I am not addicted, but my behavior these days might be classified as heavy use. Three books on my nightstand have the word prison in the title. I’m researching the history of solitary confinement, for God's sake, and I started a full-blown manuscript this month about how I watched my son go to prison. Even this blog is like that camera box affixed to the railing of a rollercoaster that snaps my face in intervals along the terrifying climbs and sickening plunges of the ride. This month, I am in a free-fall toward a tunnel.
Sorry about my face, but I’m not having fun.
Frankly, I did not know how personally I would end up taking those Prison Area signs. I had no idea that I could love the boogie-man this much. I certainly never imagined there would come a day when I would very much like to pick up a prisoner from a dark row of trees on a rainy, autumn night. I only fear how far I might go to give him one day beyond those fences— one holiday home, one plate of hot, cheesy potatoes.
There are still many days that I am stifling an existential scream, both for him and for myself. After one of my early visits, I turned back out on the road outside of the prison and began punching my console, repeatedly screaming WHY?! over and over at the windshield (while driving 65 mph). I could hardly see the road through my swollen eyes. That’s the real reason you should use caution driving near prisons— there are moms out there losing their minds on those roads. Of course, this happened before I realized that he would miss my funeral if I crashed doing some dumb shit like that.
I cry mostly at home now.
On a podcast this week, I handled myself with poise until the very end— ‘Have there been any moments that have given you hope?’ the podcaster asked. ‘Yes,’ I began and then my voice waffled, ‘When my son talks about finding a wife and having children some day.’ I broke a little, and then apologized and cleared my throat.

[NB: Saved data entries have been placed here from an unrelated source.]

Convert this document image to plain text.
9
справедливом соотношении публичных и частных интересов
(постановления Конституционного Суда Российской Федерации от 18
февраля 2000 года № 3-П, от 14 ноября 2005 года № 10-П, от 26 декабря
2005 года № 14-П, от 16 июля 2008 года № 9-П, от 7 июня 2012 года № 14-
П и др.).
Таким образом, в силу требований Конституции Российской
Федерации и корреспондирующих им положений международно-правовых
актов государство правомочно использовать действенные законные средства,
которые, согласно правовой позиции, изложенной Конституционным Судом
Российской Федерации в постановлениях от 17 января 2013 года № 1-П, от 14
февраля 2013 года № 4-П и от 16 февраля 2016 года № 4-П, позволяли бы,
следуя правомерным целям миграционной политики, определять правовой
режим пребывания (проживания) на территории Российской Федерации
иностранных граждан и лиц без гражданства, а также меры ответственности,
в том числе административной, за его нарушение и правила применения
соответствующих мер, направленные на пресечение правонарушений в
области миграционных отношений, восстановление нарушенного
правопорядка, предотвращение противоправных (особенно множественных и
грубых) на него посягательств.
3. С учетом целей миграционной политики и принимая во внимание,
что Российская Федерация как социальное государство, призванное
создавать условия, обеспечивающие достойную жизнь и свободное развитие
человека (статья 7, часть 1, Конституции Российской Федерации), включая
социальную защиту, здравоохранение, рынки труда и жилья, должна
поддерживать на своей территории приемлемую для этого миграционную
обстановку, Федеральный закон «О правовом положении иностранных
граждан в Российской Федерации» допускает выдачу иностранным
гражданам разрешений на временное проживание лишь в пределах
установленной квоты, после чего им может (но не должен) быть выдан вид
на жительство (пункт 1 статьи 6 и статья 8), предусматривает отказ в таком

But, apologies are not in order. It is important for me to see beyond this stretch of road.
Gratitude #516 should be something about realizing that ‘this too shall pass.’ Number 517 is for the woman who will love my son some day, in spite of his past. Number 518 is for those precious grandkids who already give him hope, those tiny faces who will only know him after all of this is over— God willing.
And #519 is for the people who keep my eyes open when I am plunging toward darkness— for those of you who are reading and sharing and supporting our journey. I'm so honestly grateful for you this month. Thank you, thank you, thank you.

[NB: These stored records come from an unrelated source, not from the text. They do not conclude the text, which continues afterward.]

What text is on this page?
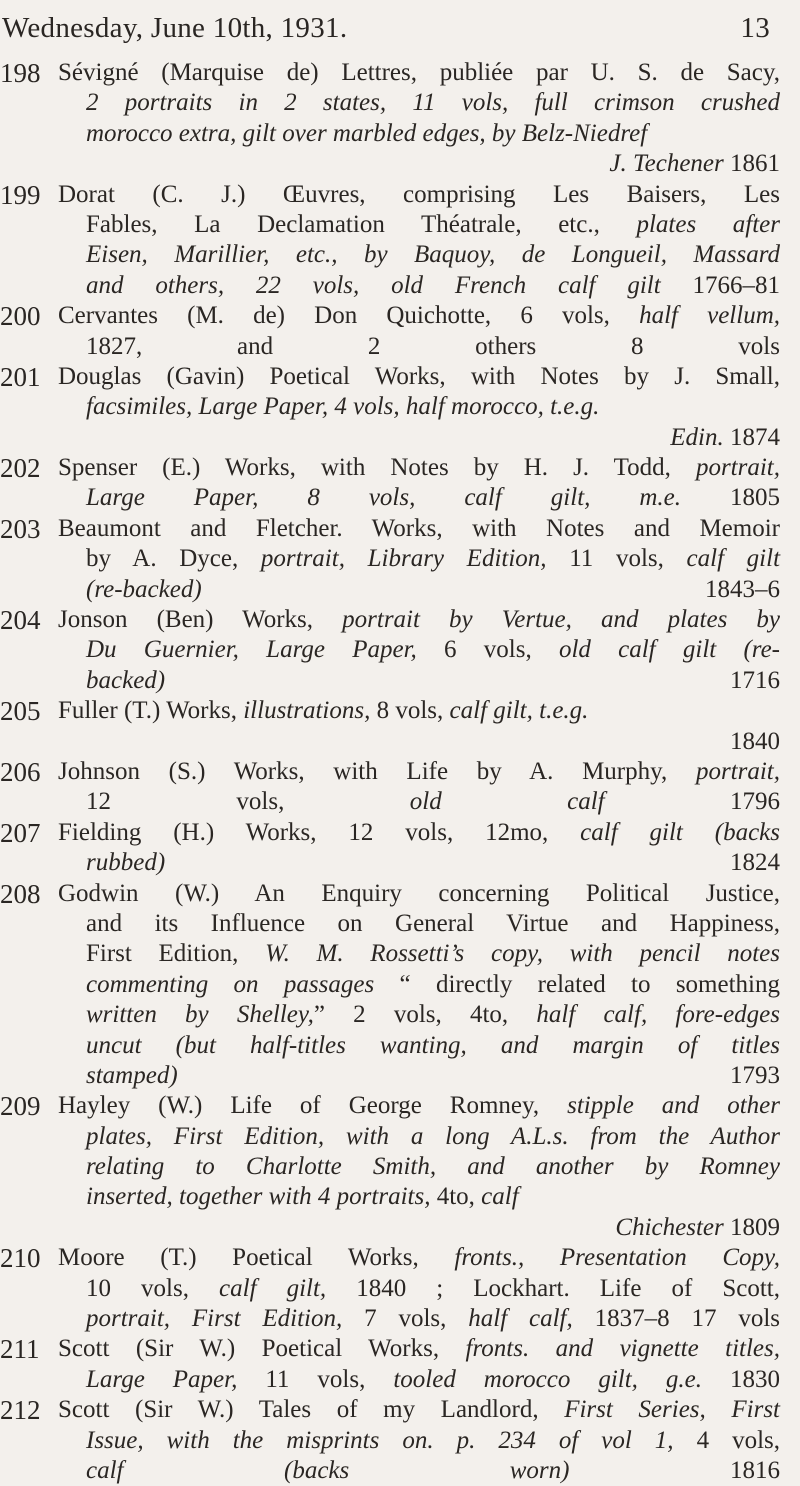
Wednesday, June 10th, 1931.	13
198 Sévigné (Marquise de) Lettres, publiée par U. S. de Sacy,
2 portraits in 2 states, 11 vols, full crimson crushed
morocco extra, gilt over marbled edges, by Belz-Niedref
J. Techener 1861
199 Dorat (C. J.) Œuvres, comprising Les Baisers, Les
Fables, La Declamation Théatrale, etc., plates after
Eisen, Marillier, etc., by Baquoy, de Longueil, Massard
and others, 22 vols, old French calf gilt 1766–81
200 Cervantes (M. de) Don Quichotte, 6 vols, half vellum,
1827, and 2 others 8 vols
201 Douglas (Gavin) Poetical Works, with Notes by J. Small,
facsimiles, Large Paper, 4 vols, half morocco, t.e.g.
Edin. 1874
202 Spenser (E.) Works, with Notes by H. J. Todd, portrait,
Large Paper, 8 vols, calf gilt, m.e. 1805
203 Beaumont and Fletcher. Works, with Notes and Memoir
by A. Dyce, portrait, Library Edition, 11 vols, calf gilt
(re-backed) 1843–6
204 Jonson (Ben) Works, portrait by Vertue, and plates by
Du Guernier, Large Paper, 6 vols, old calf gilt (re-
backed) 1716
205 Fuller (T.) Works, illustrations, 8 vols, calf gilt, t.e.g.
1840
206 Johnson (S.) Works, with Life by A. Murphy, portrait,
12 vols, old calf 1796
207 Fielding (H.) Works, 12 vols, 12mo, calf gilt (backs
rubbed) 1824
208 Godwin (W.) An Enquiry concerning Political Justice,
and its Influence on General Virtue and Happiness,
First Edition, W. M. Rossetti’s copy, with pencil notes
commenting on passages “ directly related to something
written by Shelley,” 2 vols, 4to, half calf, fore-edges
uncut (but half-titles wanting, and margin of titles
stamped) 1793
209 Hayley (W.) Life of George Romney, stipple and other
plates, First Edition, with a long A.L.s. from the Author
relating to Charlotte Smith, and another by Romney
inserted, together with 4 portraits, 4to, calf
Chichester 1809
210 Moore (T.) Poetical Works, fronts., Presentation Copy,
10 vols, calf gilt, 1840 ; Lockhart. Life of Scott,
portrait, First Edition, 7 vols, half calf, 1837–8 17 vols
211 Scott (Sir W.) Poetical Works, fronts. and vignette titles,
Large Paper, 11 vols, tooled morocco gilt, g.e. 1830
212 Scott (Sir W.) Tales of my Landlord, First Series, First
Issue, with the misprints on. p. 234 of vol 1, 4 vols,
calf (backs worn) 1816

P.S.— Whether you love or hate gratitude ‘practicing,’ will you leave us something in the comments? All thoughts are welcome here.







Beautiful, sad, beautiful post. I’m grateful you wrote it and that I read it.
I wish like hell that life had not given you, your son, your family this experience. I wish your son was celebrating the holidays w you & the rest of your family, and that you were not forced by circumstances to live your life in pieces -- part of you here, nice face, making happy holiday memories for the family, while another part of you is aching and sore and crying and beside your son in the prison. I thank you for sharing. Your writing is top-notch! This sentence -- E"ven this blog is like that picture box affixed to the railing of a rollercoaster that snaps my face in intervals along the terrifying climbs and sickening plunges of the ride."-- says & conveys so much.